Ristorante Paradiso

Ristorante Paradiso by Natsume Ono.
Natsume Ono is the latest beneficiary of a growing market for adult and experimental manga which every U.S. publisher seems to be banking on these days. Indeed, her art seems to come out of left field of mainstream conventions. It's recognizable enough to be labeled "manga". But just quirky enough to attract the attention of the indie crowd. Her most ambitious work to date, the period story House of Five Leaves, is currently being serialized online and will also be printed by Viz. Ristorante Paradiso however is an earlier work with a very different subject matter.

Readers who prefer their comics art with a more polished finish are going to find Ono a potential turn-off. I find it pretty refreshing. In Ristorante Paradiso she draws lithe, elongated figures which straddle a fine line between appearing elegant and appearing grotesque. She employs relatively thick, broken strokes to delineate her figures. And she keeps her background details sketchy at best. Sometimes this can make her page layouts appear flat and a little difficult to follow. She compensates by filling large areas with black or shades of gray to help with the page's readability. Overall, her characters possess a shopworn look that's very appealing.

The art also complements the story's setting. Like Fumi Yoshinaga's workplace comedy Antique Bakery, it takes place in an eatery staffed with attractive males. The establishment is a restaurant in Rome named the Casetta dell'Orso. Ono slightly subverts the bishonen fetish by making them distinguished, bespectacled middle-aged men (If there's a popular Japanese term for this fetish, I'm unaware of it). This policy is reinforced by the owner partly to attract more patrons, and partly in order to please his wife Olga. She is however keeping a secret from her husband that she abandoned her only daughter Nicoletta after the dissolution of her first marriage. Now a 21 year old woman seeking revenge, Nicoletta shows up one night at the restaurant threatening to expose Olga's past. But she then settles on blackmailing Olga for a job as one of the kitchen staff after she becomes enamored with the restaurant's headwaiter Claudio.

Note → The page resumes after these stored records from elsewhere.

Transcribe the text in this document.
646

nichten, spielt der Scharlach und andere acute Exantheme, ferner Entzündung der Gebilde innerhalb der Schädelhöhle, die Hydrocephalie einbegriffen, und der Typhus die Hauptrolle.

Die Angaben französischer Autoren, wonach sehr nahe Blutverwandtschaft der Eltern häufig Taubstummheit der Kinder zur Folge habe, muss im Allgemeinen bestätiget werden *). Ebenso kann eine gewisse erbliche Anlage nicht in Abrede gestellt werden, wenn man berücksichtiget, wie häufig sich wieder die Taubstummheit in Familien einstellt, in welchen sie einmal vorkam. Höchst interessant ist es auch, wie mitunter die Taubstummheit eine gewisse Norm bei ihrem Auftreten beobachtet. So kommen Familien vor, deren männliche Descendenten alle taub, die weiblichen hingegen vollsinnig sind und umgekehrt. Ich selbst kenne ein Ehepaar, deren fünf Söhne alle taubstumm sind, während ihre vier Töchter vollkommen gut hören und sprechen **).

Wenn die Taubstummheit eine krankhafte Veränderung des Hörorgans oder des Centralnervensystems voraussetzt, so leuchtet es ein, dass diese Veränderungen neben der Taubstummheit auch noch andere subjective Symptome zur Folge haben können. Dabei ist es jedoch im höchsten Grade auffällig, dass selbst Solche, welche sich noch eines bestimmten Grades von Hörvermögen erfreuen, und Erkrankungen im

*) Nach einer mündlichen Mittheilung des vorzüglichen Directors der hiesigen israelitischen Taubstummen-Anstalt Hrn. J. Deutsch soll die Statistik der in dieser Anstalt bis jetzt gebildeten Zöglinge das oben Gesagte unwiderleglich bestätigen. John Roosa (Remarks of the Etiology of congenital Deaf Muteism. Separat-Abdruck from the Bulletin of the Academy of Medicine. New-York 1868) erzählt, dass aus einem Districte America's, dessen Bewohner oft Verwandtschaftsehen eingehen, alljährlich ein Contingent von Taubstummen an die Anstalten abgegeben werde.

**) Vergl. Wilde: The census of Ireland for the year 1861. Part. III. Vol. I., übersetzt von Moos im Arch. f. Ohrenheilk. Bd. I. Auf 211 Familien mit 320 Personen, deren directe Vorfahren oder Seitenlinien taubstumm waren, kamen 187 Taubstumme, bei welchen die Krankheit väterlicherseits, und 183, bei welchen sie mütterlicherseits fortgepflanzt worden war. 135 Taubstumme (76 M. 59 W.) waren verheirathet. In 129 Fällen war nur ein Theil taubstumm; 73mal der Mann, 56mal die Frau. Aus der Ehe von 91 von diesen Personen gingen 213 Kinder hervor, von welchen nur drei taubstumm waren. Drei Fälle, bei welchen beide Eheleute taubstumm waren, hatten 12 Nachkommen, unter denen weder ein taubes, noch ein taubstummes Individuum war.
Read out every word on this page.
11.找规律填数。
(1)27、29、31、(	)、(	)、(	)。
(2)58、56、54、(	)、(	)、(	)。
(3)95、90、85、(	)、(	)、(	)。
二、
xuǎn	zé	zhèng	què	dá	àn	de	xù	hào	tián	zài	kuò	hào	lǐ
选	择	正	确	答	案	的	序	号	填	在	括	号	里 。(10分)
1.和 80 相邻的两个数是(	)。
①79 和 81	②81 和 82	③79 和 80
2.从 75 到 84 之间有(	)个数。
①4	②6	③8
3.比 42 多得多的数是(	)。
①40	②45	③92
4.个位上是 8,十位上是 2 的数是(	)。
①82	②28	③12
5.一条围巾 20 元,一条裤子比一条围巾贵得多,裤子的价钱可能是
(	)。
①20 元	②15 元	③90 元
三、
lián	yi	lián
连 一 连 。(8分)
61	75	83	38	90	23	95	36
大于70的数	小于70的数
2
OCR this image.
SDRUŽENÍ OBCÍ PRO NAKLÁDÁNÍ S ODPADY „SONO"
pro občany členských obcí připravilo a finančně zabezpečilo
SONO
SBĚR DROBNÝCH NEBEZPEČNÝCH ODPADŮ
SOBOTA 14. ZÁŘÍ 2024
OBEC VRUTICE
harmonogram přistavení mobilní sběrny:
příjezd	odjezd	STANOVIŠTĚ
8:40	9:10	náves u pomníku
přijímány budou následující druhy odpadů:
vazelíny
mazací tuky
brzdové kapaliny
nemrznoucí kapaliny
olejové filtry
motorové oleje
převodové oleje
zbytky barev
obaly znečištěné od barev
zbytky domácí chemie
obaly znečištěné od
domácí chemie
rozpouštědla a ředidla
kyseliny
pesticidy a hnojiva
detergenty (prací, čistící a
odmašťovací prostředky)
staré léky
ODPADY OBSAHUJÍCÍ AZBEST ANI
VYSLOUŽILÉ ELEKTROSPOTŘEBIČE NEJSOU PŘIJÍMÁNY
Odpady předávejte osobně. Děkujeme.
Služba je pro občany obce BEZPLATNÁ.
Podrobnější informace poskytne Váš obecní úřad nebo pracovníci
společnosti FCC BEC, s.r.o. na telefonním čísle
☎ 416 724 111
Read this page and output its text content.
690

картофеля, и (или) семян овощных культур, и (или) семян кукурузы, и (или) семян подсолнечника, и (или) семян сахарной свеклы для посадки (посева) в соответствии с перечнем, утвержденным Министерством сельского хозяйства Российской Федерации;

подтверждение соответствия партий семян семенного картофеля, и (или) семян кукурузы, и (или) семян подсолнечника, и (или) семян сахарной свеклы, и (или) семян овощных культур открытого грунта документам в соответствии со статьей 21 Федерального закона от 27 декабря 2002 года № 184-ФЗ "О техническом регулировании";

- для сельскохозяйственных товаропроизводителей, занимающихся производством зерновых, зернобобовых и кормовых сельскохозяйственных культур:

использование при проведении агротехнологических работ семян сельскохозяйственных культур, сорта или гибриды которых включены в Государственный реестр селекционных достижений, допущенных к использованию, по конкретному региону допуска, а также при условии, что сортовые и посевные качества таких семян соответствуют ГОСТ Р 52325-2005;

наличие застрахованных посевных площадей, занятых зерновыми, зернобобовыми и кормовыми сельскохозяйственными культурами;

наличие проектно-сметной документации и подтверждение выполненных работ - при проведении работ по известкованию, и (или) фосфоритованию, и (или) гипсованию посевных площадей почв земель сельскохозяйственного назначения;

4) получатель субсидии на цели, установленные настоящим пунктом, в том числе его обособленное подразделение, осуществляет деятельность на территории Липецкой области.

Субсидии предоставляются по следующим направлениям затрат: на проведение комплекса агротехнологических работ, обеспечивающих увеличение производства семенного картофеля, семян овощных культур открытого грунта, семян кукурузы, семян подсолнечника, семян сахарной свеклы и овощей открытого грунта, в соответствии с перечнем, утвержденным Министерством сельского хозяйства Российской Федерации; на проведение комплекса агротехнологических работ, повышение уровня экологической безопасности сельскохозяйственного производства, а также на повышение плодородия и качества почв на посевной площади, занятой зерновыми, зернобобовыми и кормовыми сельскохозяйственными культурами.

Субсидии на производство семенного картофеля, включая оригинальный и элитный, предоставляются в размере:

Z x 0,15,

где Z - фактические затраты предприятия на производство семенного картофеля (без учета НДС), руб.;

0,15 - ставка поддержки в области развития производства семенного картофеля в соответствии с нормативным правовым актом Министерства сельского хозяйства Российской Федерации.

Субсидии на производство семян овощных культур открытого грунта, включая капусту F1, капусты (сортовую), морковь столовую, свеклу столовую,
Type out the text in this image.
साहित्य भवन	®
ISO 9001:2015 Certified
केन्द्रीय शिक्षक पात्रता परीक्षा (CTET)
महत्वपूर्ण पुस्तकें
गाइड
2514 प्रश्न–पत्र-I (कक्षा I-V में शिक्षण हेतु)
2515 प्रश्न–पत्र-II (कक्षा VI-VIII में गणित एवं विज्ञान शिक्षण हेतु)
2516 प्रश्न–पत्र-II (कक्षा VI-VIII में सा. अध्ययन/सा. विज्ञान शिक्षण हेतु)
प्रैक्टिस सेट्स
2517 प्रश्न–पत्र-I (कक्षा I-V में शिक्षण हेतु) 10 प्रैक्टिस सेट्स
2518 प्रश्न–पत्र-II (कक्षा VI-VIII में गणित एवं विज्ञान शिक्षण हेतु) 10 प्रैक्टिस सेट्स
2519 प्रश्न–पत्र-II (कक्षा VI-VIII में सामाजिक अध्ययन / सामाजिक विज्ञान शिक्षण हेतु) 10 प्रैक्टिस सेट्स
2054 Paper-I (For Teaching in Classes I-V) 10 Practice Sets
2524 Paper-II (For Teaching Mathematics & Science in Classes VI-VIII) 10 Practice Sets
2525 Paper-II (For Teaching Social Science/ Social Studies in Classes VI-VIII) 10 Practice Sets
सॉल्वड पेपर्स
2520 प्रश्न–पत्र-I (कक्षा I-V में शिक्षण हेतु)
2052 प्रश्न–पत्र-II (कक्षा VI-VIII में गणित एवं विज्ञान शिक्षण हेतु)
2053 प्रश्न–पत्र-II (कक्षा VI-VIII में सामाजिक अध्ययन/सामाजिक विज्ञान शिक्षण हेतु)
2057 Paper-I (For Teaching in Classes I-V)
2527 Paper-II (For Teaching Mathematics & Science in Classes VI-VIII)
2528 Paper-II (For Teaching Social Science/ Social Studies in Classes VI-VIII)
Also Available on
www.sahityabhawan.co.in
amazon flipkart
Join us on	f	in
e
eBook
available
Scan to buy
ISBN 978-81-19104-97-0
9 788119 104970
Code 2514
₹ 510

Ristorante Paradiso by Natsume Ono.

From this convoluted soap opera beginning, the book settles into a low key, slice of life comedy with romantic underpinnings. The story unfolds at a leisurely pace. Character development comes in tiny increments and small revelations rather than big dramatic gestures. Many readers would probably agree with one character's assessment of the ending as being "anticlimactic". This suits the understated nature of the story just fine. But Ristorante Paradiso also touches on the lives of ancillary characters, mostly the wait staff, possessing backstories that are more interesting than that of the three main protagonists. It doesn't help that the wait staff are all cut from the same design template as Claudio. A single volume feels too slight to sufficiently differentiate them and leaves many intriguing glimpses of narrative threads waiting for more extensive development. Ono might have sensed that, as there is a prequel called Gente being currently serialized which delves into their backgrounds with greater detail.

The story has the characters also engage in several awkward actions which are then conveniently set aside, including a final reveal at the end of the story. While this hardly seems realistic, Casetta dell'Orso is a place where people surrender to its ambiance of and accept one another. Anger and bitterness are eventually washed away. And as sappy as this sounds, love finds a way to forgive past transgressions, at least in Paradise.

This is what defines Ristorante Paradiso as a work for mature audiences. Not with adolescent angst or over the top histrionics. Not even with passionate rendezvous between star-crossed lovers. But with a quiet acceptance of living in a present full of uncertainties.